Over the years, Durkin kept a notebook of ideas and phrases to describe races. Six pages were dedicated to pace. “From sizzling to somnolent—which I actually used twice—from torrid to tepid to torpid, that’s just the Irish in me,” he said.
Durkin elaborated on his personal history through a series of quick one-liners: “A guy named Jim is hitchhiking in Wisconsin on Highway 57. A guy named Marty picks him up. They start talking. Marty runs horse races at county fairs. Jim tells him that I’m the assistant announcer at Arlington Park. A big lie. I get the job calling races on weekends, but I’m still working at my uncle’s golf club factory in Chicago. Miserable.” Etc.

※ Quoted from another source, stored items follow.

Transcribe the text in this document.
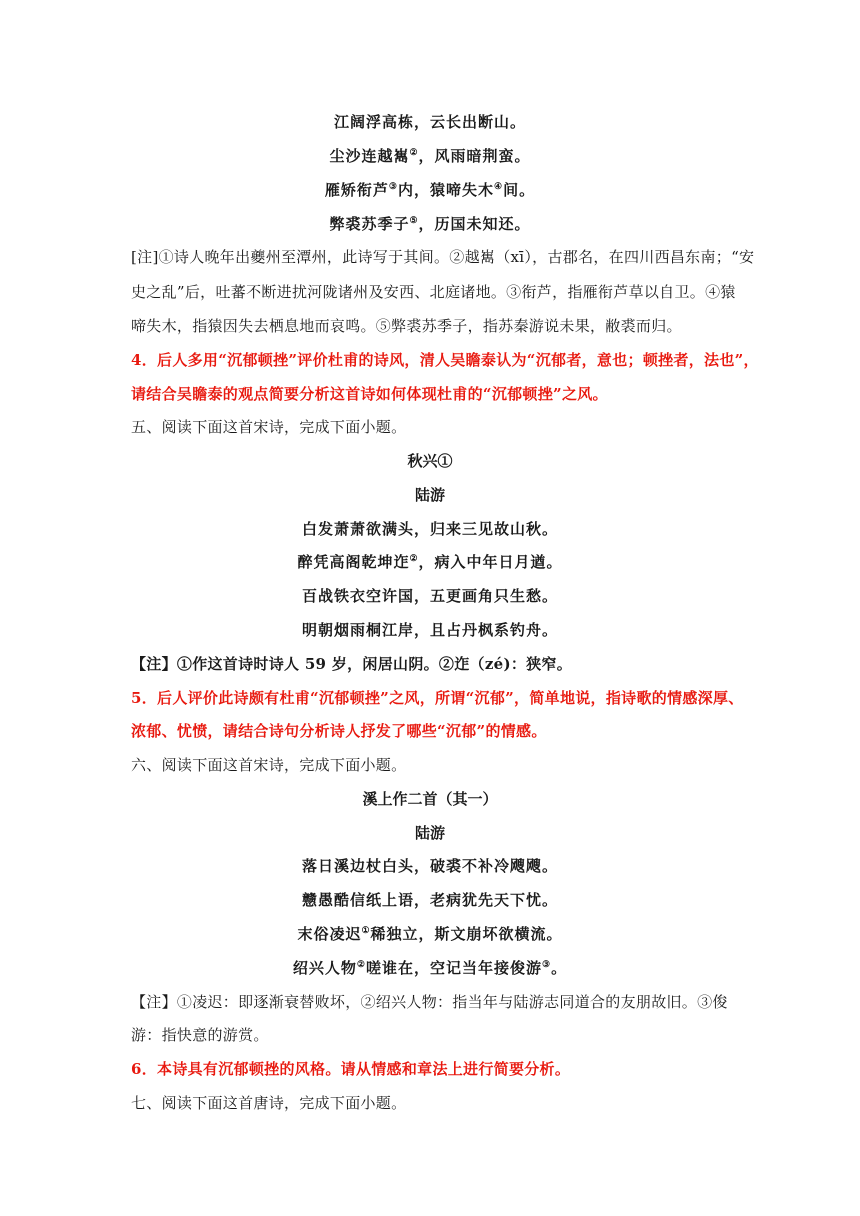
江阔浮高栋，云长出断山。
尘沙连越嶲②，风雨暗荆蛮。
雁矫衔芦③内，猿啼失木④间。
弊裘苏季子⑤，历国未知还。
[注]①诗人晚年出夔州至潭州，此诗写于其间。②越嶲（xī），古郡名，在四川西昌东南；“安
史之乱”后，吐蕃不断进扰河陇诸州及安西、北庭诸地。③衔芦，指雁衔芦草以自卫。④猿
啼失木，指猿因失去栖息地而哀鸣。⑤弊裘苏季子，指苏秦游说未果，敝裘而归。
4．后人多用“沉郁顿挫”评价杜甫的诗风，清人吴瞻泰认为“沉郁者，意也；顿挫者，法也”，
请结合吴瞻泰的观点简要分析这首诗如何体现杜甫的“沉郁顿挫”之风。
五、阅读下面这首宋诗，完成下面小题。
秋兴①
陆游
白发萧萧欲满头，归来三见故山秋。
醉凭高阁乾坤迮②，病入中年日月遒。
百战铁衣空许国，五更画角只生愁。
明朝烟雨桐江岸，且占丹枫系钓舟。
【注】①作这首诗时诗人 59 岁，闲居山阴。②迮（zé)：狭窄。
5．后人评价此诗颇有杜甫“沉郁顿挫”之风，所谓“沉郁”，简单地说，指诗歌的情感深厚、
浓郁、忧愤，请结合诗句分析诗人抒发了哪些“沉郁”的情感。
六、阅读下面这首宋诗，完成下面小题。
溪上作二首（其一）
陆游
落日溪边杖白头，破裘不补冷飕飕。
戆愚酷信纸上语，老病犹先天下忧。
末俗凌迟①稀独立，斯文崩坏欲横流。
绍兴人物②嗟谁在，空记当年接俊游③。
【注】①凌迟：即逐渐衰替败坏，②绍兴人物：指当年与陆游志同道合的友朋故旧。③俊
游：指快意的游赏。
6．本诗具有沉郁顿挫的风格。请从情感和章法上进行简要分析。
七、阅读下面这首唐诗，完成下面小题。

Durkin was calling races at the Meadowlands in 1984 when he was named, somewhat surprisingly, as the voice of an upstart new series called the Breeders’ Cup. He was still searching for his comfort zone, announcing for a televised audience of millions, four years later when the event was held for the first time in Kentucky at Churchill Downs. The nerves were so intense, in fact, that Durkin resorted to a hypnotist, who in turn prescribed an under-the-spell suggestion whereby Durkin, at the mere sight of the Twin Spires, would relax, breath deeply, and “capture the drama.”

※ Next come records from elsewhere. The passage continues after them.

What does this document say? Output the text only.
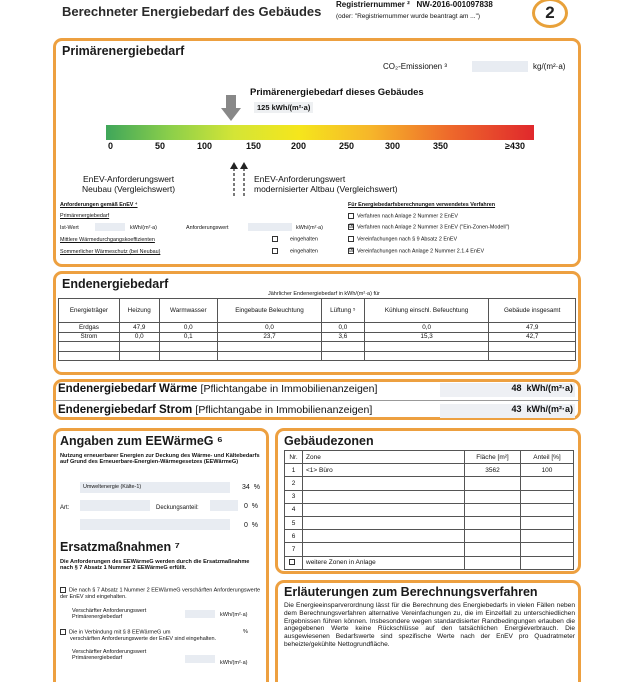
Berechneter Energiebedarf des Gebäudes Registriernummer ² NW-2016-001097838
(oder: "Registriernummer wurde beantragt am ...")	2
Primärenergiebedarf
CO₂-Emissionen ³	kg/(m²·a)
Primärenergiebedarf dieses Gebäudes
125 kWh/(m²·a)
0	50	100	150	200	250	300	350	≥430
EnEV-Anforderungswert
Neubau (Vergleichswert)
EnEV-Anforderungswert
modernisierter Altbau (Vergleichswert)
Anforderungen gemäß EnEV ⁴
Primärenergiebedarf
Ist-Wert	kWh/(m²·a)	Anforderungswert	kWh/(m²·a)
Mittlere Wärmedurchgangskoeffizienten	eingehalten
Sommerlicher Wärmeschutz (bei Neubau)	eingehalten
Für Energiebedarfsberechnungen verwendetes Verfahren
Verfahren nach Anlage 2 Nummer 2 EnEV
☒ Verfahren nach Anlage 2 Nummer 3 EnEV ("Ein-Zonen-Modell")
Vereinfachungen nach § 9 Absatz 2 EnEV
☒ Vereinfachungen nach Anlage 2 Nummer 2.1.4 EnEV
Endenergiebedarf
Jährlicher Endenergiebedarf in kWh/(m²·a) für
Energieträger	Heizung	Warmwasser	Eingebaute Beleuchtung	Lüftung ⁵	Kühlung einschl. Befeuchtung	Gebäude insgesamt
Erdgas	47,9	0,0	0,0	0,0	0,0	47,9
Strom	0,0	0,1	23,7	3,6	15,3	42,7

Endenergiebedarf Wärme [Pflichtangabe in Immobilienanzeigen]	48 kWh/(m²·a)
Endenergiebedarf Strom [Pflichtangabe in Immobilienanzeigen]	43 kWh/(m²·a)
Angaben zum EEWärmeG ⁶
Nutzung erneuerbarer Energien zur Deckung des Wärme- und Kältebedarfs auf Grund des Erneuerbare-Energien-Wärmegesetzes (EEWärmeG)
Umweltenergie (Kälte-1)	34 %
Art:	Deckungsanteil:	0 %
0 %
Ersatzmaßnahmen ⁷
Die Anforderungen des EEWärmeG werden durch die Ersatzmaßnahme nach § 7 Absatz 1 Nummer 2 EEWärmeG erfüllt.
Die nach § 7 Absatz 1 Nummer 2 EEWärmeG verschärften Anforderungswerte der EnEV sind eingehalten.
Verschärfter Anforderungswert Primärenergiebedarf	kWh/(m²·a)
Die in Verbindung mit § 8 EEWärmeG um	%
verschärften Anforderungswerte der EnEV sind eingehalten.
Verschärfter Anforderungswert Primärenergiebedarf
kWh/(m²·a)
Gebäudezonen
Nr.	Zone	Fläche [m²]	Anteil [%]
1	<1> Büro	3562	100
2			
3			
4			
5			
6			
7			
	weitere Zonen in Anlage		
Erläuterungen zum Berechnungsverfahren
Die Energieeinsparverordnung lässt für die Berechnung des Energiebedarfs in vielen Fällen neben dem Berechnungsverfahren alternative Vereinfachungen zu, die im Einzelfall zu unterschiedlichen Ergebnissen führen können. Insbesondere wegen standardisierter Randbedingungen erlauben die angegebenen Werte keine Rückschlüsse auf den tatsächlichen Energieverbrauch. Die ausgewiesenen Bedarfswerte sind spezifische Werte nach der EnEV pro Quadratmeter beheizte/gekühlte Nettogrundfläche.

It worked. “Nov. 5, 1988. I can say without fear of contradiction that that was the greatest racecard ever presented,” said Durkin. “For all us, that day provided more drama than any other day in American racing before or since. Angel Cordero, who just a few months before was inducted into the Hall of Fame, won the opening double in two million-dollar races. D. Wayne Lukas had an almost unprecedented day. He won three $1 million races, and came within winning a fourth with Winning Colors. The French filly Miesque became the first two-time Breeders’ Cup winner. Personal Ensign and Winning Colors in the Distaff: quite simply, one of the greatest races of all time. And, of course, the midnight Classic, won by Alysheba. You had to see it to believe it. Unfortunately, it was so dark, hardly anybody saw it, and that included me.”
Durkin seamlessly segued into present day. “That was in Louisville, and now it’s on to Lexington,” he said. “Friends, enjoy and appreciate the Breeders’ Cup of 2015, this defining moment for your beloved Keeneland. Enjoy it all, where the best of the best come to Keeneland, and American racing comes full circle. From the foals in the field to the finish line in just a few furlongs.”

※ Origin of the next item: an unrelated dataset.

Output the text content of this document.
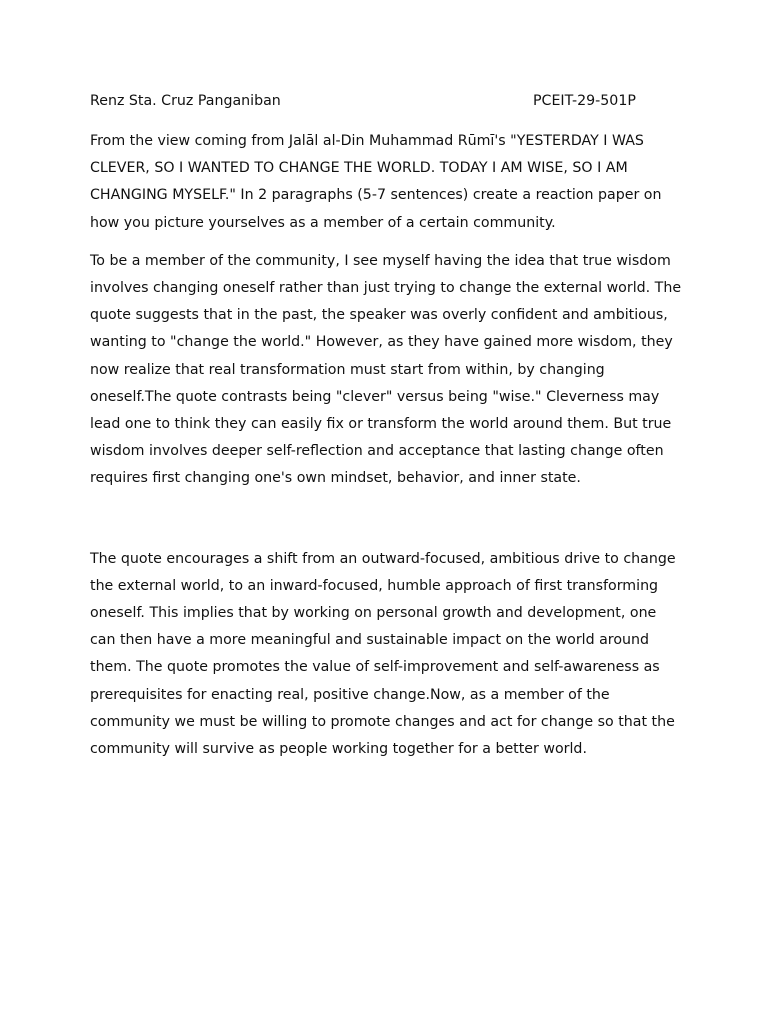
Renz Sta. Cruz Panganiban	PCEIT-29-501P

From the view coming from Jalāl al-Din Muhammad Rūmī's "YESTERDAY I WAS CLEVER, SO I WANTED TO CHANGE THE WORLD. TODAY I AM WISE, SO I AM CHANGING MYSELF." In 2 paragraphs (5-7 sentences) create a reaction paper on how you picture yourselves as a member of a certain community.

To be a member of the community, I see myself having the idea that true wisdom involves changing oneself rather than just trying to change the external world. The quote suggests that in the past, the speaker was overly confident and ambitious, wanting to "change the world." However, as they have gained more wisdom, they now realize that real transformation must start from within, by changing oneself.The quote contrasts being "clever" versus being "wise." Cleverness may lead one to think they can easily fix or transform the world around them. But true wisdom involves deeper self-reflection and acceptance that lasting change often requires first changing one's own mindset, behavior, and inner state.

The quote encourages a shift from an outward-focused, ambitious drive to change the external world, to an inward-focused, humble approach of first transforming oneself. This implies that by working on personal growth and development, one can then have a more meaningful and sustainable impact on the world around them. The quote promotes the value of self-improvement and self-awareness as prerequisites for enacting real, positive change.Now, as a member of the community we must be willing to promote changes and act for change so that the community will survive as people working together for a better world.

That concluded Durkin’s speech, but maybe he had encapsulated things best earlier when he said, “The reason my career was successful can be summed up in one magnificent word: horses. Without their heroic displays, without their relentless desire to prevail, without their sheer beauty, without what those horses did, I just might as well have used my voice to recite the phone book for the last 43 years.”